Bizim talebelik yıllarımızda ülkelerin coğrafyada yerlerini başkentlerini ne ürettiklerini öğrenirdik. Zaman zaman da kızardık! 'Ya daha Türkiye’yi öğrenemedik, nereden çıktı ülkeler?' diye..
Şimdi bakıyoruz ki okumanın ve öğrenmenin hiç bir zararı yokmuş.
Bakın dünyaca ünlü oyuncu ve şarkıcılardan Türkiye’ye destek mesajları geliyor. Ama görün ki bu sözüm ona ünlüler halen Türkiye ile Suriye’nin iki ayrı devlet olduklarını bilmiyorlar.
Aralarında bölge haritasıyla birlikte Türkiye ve Suriye bayraklarını paylaşıp acil yardım talebinde bulunanlar var.
Haritayı paylaşıyorlar çünkü Amerikan vatandaşlarının birçoğu Türkiye ve Suriye’nin dünyadaki yerini bilmiyor.

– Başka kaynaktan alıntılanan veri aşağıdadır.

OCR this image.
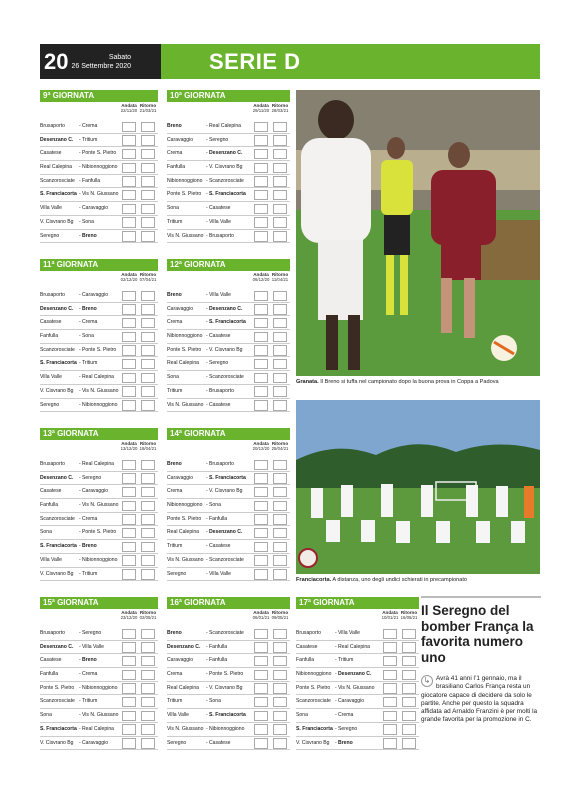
20	Sabato
26 Settembre 2020	SERIE D
9ª GIORNATA
Andata
22/11/20
Ritorno
21/03/21
Brusaporto	- Crema
Desenzano C. - Tritium
Casatese	- Ponte S. Pietro
Real Calepina - Nibionnoggiono
Scanzorosciate - Fanfulla
S. Franciacorta - Vis N. Giussano
Villa Valle	- Caravaggio
V. Cisvrano Bg - Sona
Seregno	- Breno
10ª GIORNATA
Andata
29/11/20
Ritorno
28/03/21
Breno	- Real Calepina
Caravaggio	- Seregno
Crema	- Desenzano C.
Fanfulla	- V. Cisvrano Bg
Nibionnoggiono - Scanzorosciate
Ponte S. Pietro - S. Franciacorta
Sona	- Casatese
Tritium	- Villa Valle
Vis N. Giussano - Brusaporto
11ª GIORNATA
Andata
02/12/20
Ritorno
07/04/21
Brusaporto	- Caravaggio
Desenzano C. - Breno
Casatese	- Crema
Fanfulla	- Sona
Scanzorosciate - Ponte S. Pietro
S. Franciacorta - Tritium
Villa Valle	- Real Calepina
V. Cisvrano Bg - Vis N. Giussano
Seregno	- Nibionnoggiono
12ª GIORNATA
Andata
06/12/20
Ritorno
11/04/21
Breno	- Villa Valle
Caravaggio	- Desenzano C.
Crema	- S. Franciacorta
Nibionnoggiono - Casatese
Ponte S. Pietro - V. Cisvrano Bg
Real Calepina - Seregno
Sona	- Scanzorosciate
Tritium	- Brusaporto
Vis N. Giussano - Casatese
13ª GIORNATA
Andata
13/12/20
Ritorno
18/04/21
Brusaporto	- Real Calepina
Desenzano C. - Seregno
Casatese	- Caravaggio
Fanfulla	- Vis N. Giussano
Scanzorosciate - Crema
Sona	- Ponte S. Pietro
S. Franciacorta - Breno
Villa Valle	- Nibionnoggiono
V. Cisvrano Bg - Tritium
14ª GIORNATA
Andata
20/12/20
Ritorno
25/04/21
Breno	- Brusaporto
Caravaggio	- S. Franciacorta
Crema	- V. Cisvrano Bg
Nibionnoggiono - Sona
Ponte S. Pietro - Fanfulla
Real Calepina - Desenzano C.
Tritium	- Casatese
Vis N. Giussano - Scanzorosciate
Seregno	- Villa Valle
15ª GIORNATA
Andata
23/12/20
Ritorno
02/05/21
Brusaporto	- Seregno
Desenzano C. - Villa Valle
Casatese	- Breno
Fanfulla	- Crema
Ponte S. Pietro - Nibionnoggiono
Scanzorosciate - Tritium
Sona	- Vis N. Giussano
S. Franciacorta - Real Calepina
V. Cisvrano Bg - Caravaggio
16ª GIORNATA
Andata
06/01/21
Ritorno
09/05/21
Breno	- Scanzorosciate
Desenzano C. - Fanfulla
Caravaggio	- Fanfulla
Crema	- Ponte S. Pietro
Real Calepina - V. Cisvrano Bg
Tritium	- Sona
Villa Valle	- S. Franciacorta
Vis N. Giussano - Nibionnoggiono
Seregno	- Casatese
17ª GIORNATA
Andata
10/01/21
Ritorno
16/05/21
Brusaporto	- Villa Valle
Casatese	- Real Calepina
Fanfulla	- Tritium
Nibionnoggiono - Desenzano C.
Ponte S. Pietro - Vis N. Giussano
Scanzorosciate - Caravaggio
Sona	- Crema
S. Franciacorta - Seregno
V. Cisvrano Bg - Breno
Granata. Il Breno si tuffa nel campionato dopo la buona prova in Coppa a Padova
Franciacorta. A distanza, uno degli undici schierati in precampionato
Il Seregno del bomber França la favorita numero uno

↳ Avrà 41 anni l’1 gennaio, ma il brasiliano Carlos França resta un giocatore capace di decidere da solo le partite. Anche per questo la squadra affidata ad Arnaldo Franzini è per molti la grande favorita per la promozione in C.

Ama ağababalarına sorun Suriye’de ne arıyorsunuz? Neden burada bu kadar kan döküyorsunuz onu da merak etmiyorlar.
Halbuki onların seçtiği siyasetçiler yani ülkelerini yönetenler Türkiye ve Orta Doğu’yu çok iyi biliyorlar.
Ne yazık ki bu siyasetçi ve yöneticiler vatandaşlarına yediğiniz her lokmada bu ülkelerde yaşayan insanların hakkı olduğunu anlatmıyorlar.

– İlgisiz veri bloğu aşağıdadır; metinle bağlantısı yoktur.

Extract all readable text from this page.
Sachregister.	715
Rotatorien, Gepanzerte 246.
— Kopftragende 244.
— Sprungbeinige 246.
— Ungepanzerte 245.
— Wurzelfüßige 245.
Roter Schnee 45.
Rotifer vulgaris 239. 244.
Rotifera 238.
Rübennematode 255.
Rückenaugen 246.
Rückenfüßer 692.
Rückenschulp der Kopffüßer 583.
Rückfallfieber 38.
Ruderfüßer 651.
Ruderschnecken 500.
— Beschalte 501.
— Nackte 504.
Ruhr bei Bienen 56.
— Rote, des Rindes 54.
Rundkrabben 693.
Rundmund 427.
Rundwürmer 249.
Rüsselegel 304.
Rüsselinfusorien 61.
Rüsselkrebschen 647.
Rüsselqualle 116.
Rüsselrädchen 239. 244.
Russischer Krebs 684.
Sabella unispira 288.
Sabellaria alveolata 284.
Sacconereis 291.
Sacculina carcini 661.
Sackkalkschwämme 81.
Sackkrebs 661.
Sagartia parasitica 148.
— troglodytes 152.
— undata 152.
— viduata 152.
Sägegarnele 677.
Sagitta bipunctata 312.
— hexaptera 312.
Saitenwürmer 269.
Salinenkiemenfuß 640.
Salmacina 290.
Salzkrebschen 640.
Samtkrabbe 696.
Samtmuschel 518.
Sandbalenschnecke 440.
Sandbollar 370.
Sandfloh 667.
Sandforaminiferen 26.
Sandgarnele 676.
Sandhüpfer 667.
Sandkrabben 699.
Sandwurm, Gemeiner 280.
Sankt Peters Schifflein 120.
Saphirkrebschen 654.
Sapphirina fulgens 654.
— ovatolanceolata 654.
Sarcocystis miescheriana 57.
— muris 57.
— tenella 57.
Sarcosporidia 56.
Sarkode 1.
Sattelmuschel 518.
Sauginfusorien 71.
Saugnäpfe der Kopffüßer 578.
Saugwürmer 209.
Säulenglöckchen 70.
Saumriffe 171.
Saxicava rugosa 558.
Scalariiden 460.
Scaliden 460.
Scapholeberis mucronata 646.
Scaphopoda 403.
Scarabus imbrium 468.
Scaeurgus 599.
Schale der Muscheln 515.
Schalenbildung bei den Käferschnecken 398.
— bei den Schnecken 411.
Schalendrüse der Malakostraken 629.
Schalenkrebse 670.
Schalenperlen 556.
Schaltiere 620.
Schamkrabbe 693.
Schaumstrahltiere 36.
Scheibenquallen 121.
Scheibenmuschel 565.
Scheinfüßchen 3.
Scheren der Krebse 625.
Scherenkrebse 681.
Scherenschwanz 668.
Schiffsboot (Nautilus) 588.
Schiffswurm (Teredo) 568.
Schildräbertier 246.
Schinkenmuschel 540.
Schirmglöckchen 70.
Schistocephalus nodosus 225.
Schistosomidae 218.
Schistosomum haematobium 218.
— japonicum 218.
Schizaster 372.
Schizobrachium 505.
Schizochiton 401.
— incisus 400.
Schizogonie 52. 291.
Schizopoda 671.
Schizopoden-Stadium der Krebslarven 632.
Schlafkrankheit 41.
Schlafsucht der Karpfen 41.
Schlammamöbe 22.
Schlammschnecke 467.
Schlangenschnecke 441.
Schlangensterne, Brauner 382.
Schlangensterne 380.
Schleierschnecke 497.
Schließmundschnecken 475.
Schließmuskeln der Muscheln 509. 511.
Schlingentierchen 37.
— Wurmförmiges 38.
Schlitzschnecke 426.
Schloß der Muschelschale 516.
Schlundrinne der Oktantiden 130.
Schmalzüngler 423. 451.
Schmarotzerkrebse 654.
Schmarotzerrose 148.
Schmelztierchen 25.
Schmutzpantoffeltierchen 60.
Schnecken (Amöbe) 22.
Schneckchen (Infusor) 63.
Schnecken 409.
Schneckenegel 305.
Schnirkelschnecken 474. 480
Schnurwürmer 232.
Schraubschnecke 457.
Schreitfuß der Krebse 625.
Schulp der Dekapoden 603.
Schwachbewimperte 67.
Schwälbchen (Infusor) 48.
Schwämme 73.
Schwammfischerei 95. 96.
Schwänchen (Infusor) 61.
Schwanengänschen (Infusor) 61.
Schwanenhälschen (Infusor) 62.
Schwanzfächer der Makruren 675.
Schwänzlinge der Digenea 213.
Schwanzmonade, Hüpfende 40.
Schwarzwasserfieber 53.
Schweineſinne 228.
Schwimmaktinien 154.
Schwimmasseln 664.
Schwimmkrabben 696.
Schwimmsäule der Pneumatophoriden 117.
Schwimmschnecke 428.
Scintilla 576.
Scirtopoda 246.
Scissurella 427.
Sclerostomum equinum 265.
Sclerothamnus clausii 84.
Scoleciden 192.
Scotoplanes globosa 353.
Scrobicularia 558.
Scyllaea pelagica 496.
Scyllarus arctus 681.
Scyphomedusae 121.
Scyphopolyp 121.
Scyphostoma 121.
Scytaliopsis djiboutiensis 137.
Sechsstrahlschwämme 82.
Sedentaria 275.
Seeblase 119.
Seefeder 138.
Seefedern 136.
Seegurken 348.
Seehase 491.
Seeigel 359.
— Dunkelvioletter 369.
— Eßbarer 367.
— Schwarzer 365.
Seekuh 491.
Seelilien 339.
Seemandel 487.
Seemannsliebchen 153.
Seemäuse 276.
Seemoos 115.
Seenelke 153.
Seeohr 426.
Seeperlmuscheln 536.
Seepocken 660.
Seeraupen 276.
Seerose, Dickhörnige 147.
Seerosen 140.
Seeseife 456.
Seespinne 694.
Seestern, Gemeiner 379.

Arada merak edip soran Amerikan vatandaşları oluyor tabii. Onlara bu ülkelere demokrasi götürdüklerini söylüyorlar. Çünkü onların beyinlerine o şekilde işliyorlar.
Ellerinde ürettikleri silahları geri kalmış ülkelerde iç karışıklık çıkararak onlara satmıyorlar mı? Aynı tuzağa bizi düşürmediler mi? Ülkücü devrimci diye birbirimize vurdurmadılar mı? Sonra da ihtilal yapıpı gencecik çocuklarımız asmadılar mı?
İçişleri'ne karıştıkları ya da işgal ettikleri ülkelere demokrasimi götürüyorlar yoksa başka bir şey mi?
Sondan bir önce demokrasi götüreceğiz ayağına işgal ettikleri ülke Afganistan. Afganistan’ın haline bakın anlayın. Afgan kadınlarının haline bakın evlere hapis olarak yaşamlarını sürdürmüyorlar mı? Nerede kaldı demokrasi sormak en doğal hakkımız değil mi?
Dünyayı Oskar ve Nobelle meşgul ederlerken halkların ve dünyanın kaderiyle oynuyorlar.
Rusya’da bunlardan aşağı kalmıyor. Bolşevik ihtilalini yaşamış Rus halkı kaderini tek adamın eline nasıl bırakırsınız diye hiç düşündünüz mü? Me işin vardı Ukrayna’da 15 günde halledip çıkacaklardı. Bunlar dünya devi idi herkesin korkulu rüyası idi. Ne çabuk unuttuk dünya birleşti! O zamanın en iyi teknolojısı ile Çanakkale’yi geçip Türkiye’yi alabildiler mi? Ukrayna da şu anda Rusya bataklığa saplandı! Bunu dünya çok iyi biliyor ama Rusya’da geri çekilemiyor.
Ayın 6'sından beri uykularımız kaçtı! Hayatımız değişti, dengemiz bozuldu. Aslında psikolojık tedavi alınacak düzeye geldik. Birçoğunuz gibi bende deprem bölgesindeki vatandaşlarımızı düşünmekten doğru dürüst uyuyamadım.
Bir ara dalmışım, sabah uyandığımda enkaz altındaki küçük çocukları düşündüm kötü oldum. Anlayacağınız bugün de iyi geçmeyecek…
Depremin olduğu ilk gün yerel yönetimlerin yetersiz kalması herkesin dikkatini çekti. Halbuki ilk 24 saatte büyük çadırlar kurulmalıydı. Isınma ve yemek olayı halledilmeliydi.
Cumhuriyet tarihinin en büyük deprem felaketi olduğu söyleniyor.
Ancak bilim insanları bu bölgede deprem olacağını iki-üç yıl önce söylemiş ve uyarmışlardı.
Düşünmek bile istemiyorum ya bilim adamlarının dediği gibi İstanbul depremi olsa yıkılan bina ölen insan sayımızı düşünemiyorum.
Umarım Marmara Bölgesi'ndeki belediyeler bu depremden ders çıkartırlar. Doğrusu ders çıkartır demek çok ama çok üzücü…
17 Ağustos yetmedi mi?
Ders çıkarmak için yine çoluk, çocuk binlerce insanımızı kaybetmek mi gerekiyordu?
Hep mi ağlayacağız, bizim de gülmek hakkımız değil mi?